Because legalized assisted suicide is unique to Oregon, the reporting system implemented under the Oregon Death with Dignity Act has no precedent. The reporting system will be subject to peer scrutiny in medical literature.
The OHD has two data-gathering methods - one based on physician reporting and documentation of compliance with the law, the other based on review of death certificates.
Under the new law, fifteen people died after taking lethal medications. The median age was 69; all individuals were Caucasian; eight were male; and thirteen had cancer at the time of death.
Despite its own neutral position, the OHD report included some policy-related information. OHD noted that no person who chose PAS expressed a concern to their physicians about the financial toll of their underlying illness. The proportion of patients with private insurance and with Medicaid were similar among those who chose PAS and those who did not. OHD noted that this may provide evidence that socioeconomic status was not a factor in the decisionmaking process. Only one of the fifteen patients expressed a concern to her physician about inadequate pain control at the end of life.

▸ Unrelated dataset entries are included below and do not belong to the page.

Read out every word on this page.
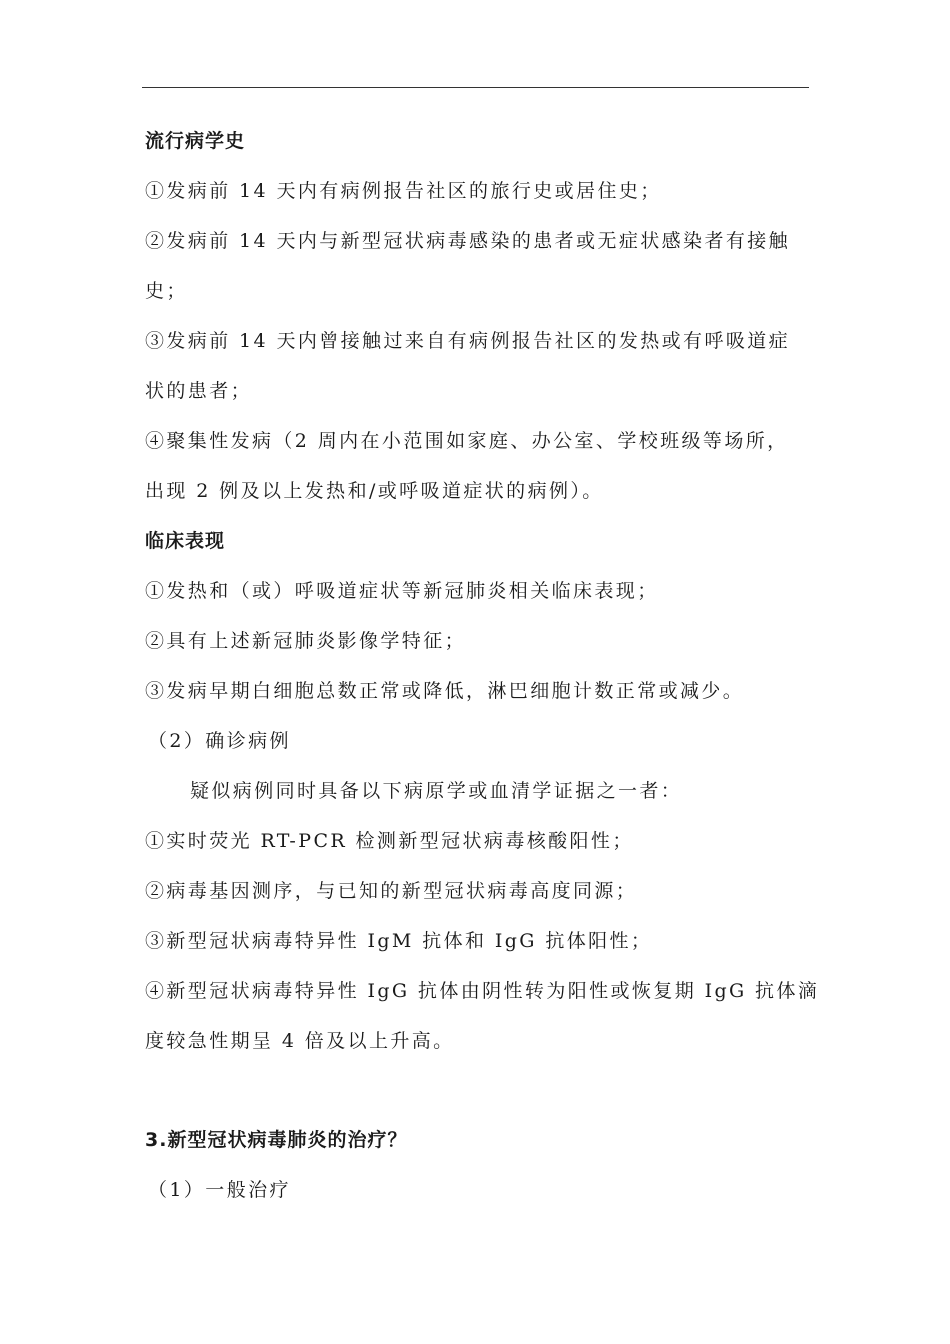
流行病学史
①发病前 14 天内有病例报告社区的旅行史或居住史；
②发病前 14 天内与新型冠状病毒感染的患者或无症状感染者有接触
史；
③发病前 14 天内曾接触过来自有病例报告社区的发热或有呼吸道症
状的患者；
④聚集性发病（2 周内在小范围如家庭、办公室、学校班级等场所，
出现 2 例及以上发热和/或呼吸道症状的病例）。
临床表现
①发热和（或）呼吸道症状等新冠肺炎相关临床表现；
②具有上述新冠肺炎影像学特征；
③发病早期白细胞总数正常或降低，淋巴细胞计数正常或减少。
（2）确诊病例
疑似病例同时具备以下病原学或血清学证据之一者：
①实时荧光 RT-PCR 检测新型冠状病毒核酸阳性；
②病毒基因测序，与已知的新型冠状病毒高度同源；
③新型冠状病毒特异性 IgM 抗体和 IgG 抗体阳性；
④新型冠状病毒特异性 IgG 抗体由阴性转为阳性或恢复期 IgG 抗体滴
度较急性期呈 4 倍及以上升高。
3.新型冠状病毒肺炎的治疗？
（1）一般治疗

Instead, OHD found that autonomy and personal control were the predominant concerns of people who chose PAS. Patients who chose assisted suicide were seven times more likely than control group patients to be concerned about loss of autonomy, and nine times more likely to be concerned about loss of bodily functions.
OHD conceded that because the numbers of individuals involved in the study is so small, one cannot claim that its results are statistically significant. Authors of the report also pointed out that because physician reporting was a primary part of the methodology used for data-gathering, physician bias may affect the data. .
The concerns raised in the Center to Improve Care of the Dying’s amicus brief to the Supreme Court, under the aegis of the American Geriatrics Society, remain. The fact that patients expressed a concern about loss of bodily control and autonomy evidence that individuals may be prematurely choosing to end their lives. However, one can imagine a situation where in which a person with an illness that is mentally debilitating chooses an early death via PAS, despite a 10-year life expectancy.
The issue of what constitutes a "terminal illness" under the Oregon law is still under debate. Data from the SUPPORT study show that patients with cancer (the majority of these fifteen patients had cancer) often fit into the Medicare-hospice definition of "terminal illness." However, not all illnesses have trajectories with such obvious points of definitive and acute decline in physical health, and therefore may not fit as neatly into the constructs of the Oregon law.
Overall, Oregon’s report on its first year of legalized PAS did not describe any abuses of the law. And the rate at which people requested PAS is extremely low, when compared to Oregon’s 28,900 deaths in 1996. Oregon has proven to be efficient at reporting experiences from its "laboratory" to other states; we hope such open-reporting provides a useful guide as others grapple with the difficult issues surrounding PAS.